Using updated measurements from the European Space Agency’s Gaia mission alongside data from the NASA Exoplanet Archive, the research team reassessed known exoplanets to determine which ones fall within these critical boundaries.
The analysis also considered how much stellar energy each planet receives compared to Earth, a key factor in assessing surface conditions.
A refined list of Earth-like planets
Among the shortlisted worlds are several well-known exoplanets, including Proxima Centauri b, TRAPPIST-1f and Kepler-186f. The catalogue also introduces less prominent candidates such as TOI-715 b, expanding the pool of targets for future study.
Particular attention is given to a cluster of planets within the TRAPPIST-1 system – specifically TRAPPIST-1 d, e, f and g – which lie approximately 40 light-years from Earth.
Another notable candidate is LHS 1140 b, located around 48 light-years away. These planets are considered especially compelling due to their size, composition and position within their respective habitable zones.
However, researchers caution that being in the habitable zone does not guarantee habitability. A planet’s ability to retain an atmosphere plays a decisive role in maintaining surface water and regulating temperature.
Energy balance and Earth comparisons
A subset of the identified exoplanets receives levels of stellar radiation closely matching that of Earth. This group includes TRAPPIST-1 e, TOI-715 b, Kepler-442 b and Kepler-1652 b, among others.
Such similarities make them particularly valuable for comparative analysis, as they may offer insights into how Earth-like climates develop under similar energy conditions.
The study distinguishes between planets detected via transits, where a planet passes in front of its host star, and those identified through stellar “wobble,” a method that detects gravitational effects on stars.
Both detection techniques contribute to understanding planetary mass, orbit and potential atmospheric properties.
Testing the limits of habitability
Beyond identifying promising candidates, the catalogue is designed to probe the outer boundaries of the habitable zone itself.
Some planets sit near the inner edge, where excessive heat could strip away atmospheres, while others lie near the outer edge, where temperatures may be too low to sustain liquid water.
Planets such as K2-239 d and TOI-700 e are positioned to test the inner limits, while others like Kepler-441 b and TRAPPIST-1 g offer opportunities to study colder, outer-edge environments.
These edge cases are expected to help refine theoretical models that have guided habitability research since the 1970s.
The study also highlights planets with highly elliptical orbits, which experience significant fluctuations in stellar radiation.
These worlds may help answer a key question: whether a planet must remain consistently within the habitable zone, or if it can temporarily move in and out of it while still supporting life.
Implications for future observations
The catalogue arrives at a critical moment for observational astronomy, as a new generation of telescopes comes online.

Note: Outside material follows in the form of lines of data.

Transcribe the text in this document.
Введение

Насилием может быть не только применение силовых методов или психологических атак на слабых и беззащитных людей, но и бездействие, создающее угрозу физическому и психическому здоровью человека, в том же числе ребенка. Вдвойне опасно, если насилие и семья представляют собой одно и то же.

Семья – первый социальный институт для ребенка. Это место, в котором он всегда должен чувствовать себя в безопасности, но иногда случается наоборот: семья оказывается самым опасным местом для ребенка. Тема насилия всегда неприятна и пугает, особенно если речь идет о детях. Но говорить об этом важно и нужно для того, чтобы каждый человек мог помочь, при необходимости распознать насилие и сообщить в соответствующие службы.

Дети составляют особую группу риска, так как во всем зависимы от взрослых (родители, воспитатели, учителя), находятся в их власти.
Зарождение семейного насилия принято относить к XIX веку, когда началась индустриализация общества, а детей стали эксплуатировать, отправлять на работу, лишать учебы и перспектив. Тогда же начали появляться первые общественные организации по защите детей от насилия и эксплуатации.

Instruments such as the James Webb Space Telescope (JWST), the upcoming Nancy Grace Roman Space Telescope, and the Extremely Large Telescope are expected to play a central role in examining these Earth-like planets.

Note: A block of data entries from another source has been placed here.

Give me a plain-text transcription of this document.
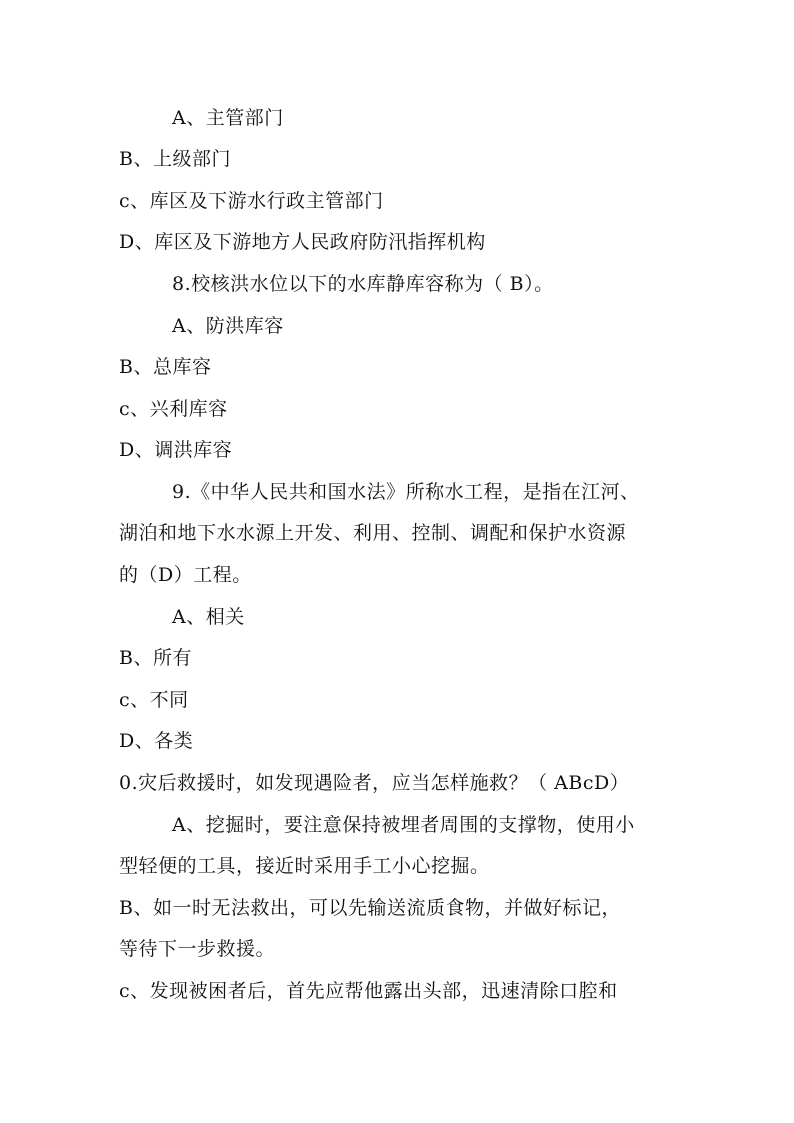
A、主管部门
B、上级部门
c、库区及下游水行政主管部门
D、库区及下游地方人民政府防汛指挥机构
8.校核洪水位以下的水库静库容称为（ B）。
A、防洪库容
B、总库容
c、兴利库容
D、调洪库容
9.《中华人民共和国水法》所称水工程，是指在江河、
湖泊和地下水水源上开发、利用、控制、调配和保护水资源
的（D）工程。
A、相关
B、所有
c、不同
D、各类
0.灾后救援时，如发现遇险者，应当怎样施救？（ ABcD）
A、挖掘时，要注意保持被埋者周围的支撑物，使用小
型轻便的工具，接近时采用手工小心挖掘。
B、如一时无法救出，可以先输送流质食物，并做好标记，
等待下一步救援。
c、发现被困者后，首先应帮他露出头部，迅速清除口腔和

Future missions, including the Habitable Worlds Observatory and the proposed Large Interferometer for Exoplanets (LIFE), are also expected to build on this work by directly analysing planetary atmospheres for biosignatures – chemical indicators of life.
Observing small, rocky exoplanets remains technically challenging, particularly when attempting to detect atmospheric composition. However, the refined list provides a targeted set of candidates, improving the efficiency of these efforts.
Prioritising the search for life
Researchers involved in the study have already begun prioritising planets for detailed follow-up.
Among the most accessible targets are TRAPPIST-1 e and TOI-715 b, both of which orbit relatively small, dim stars. These conditions make it easier for telescopes to detect atmospheric signals as planets transit their host stars.
The TRAPPIST-1 system, in particular, has become a focal point for ongoing observation campaigns. Its compact arrangement of Earth-sized planets offers a rare opportunity to compare multiple potentially habitable worlds within a single system.
By refining the list of Earth-like planets and clarifying the limits of the habitable zone, astronomers are moving closer to answering one of science’s most enduring questions: whether life exists beyond Earth.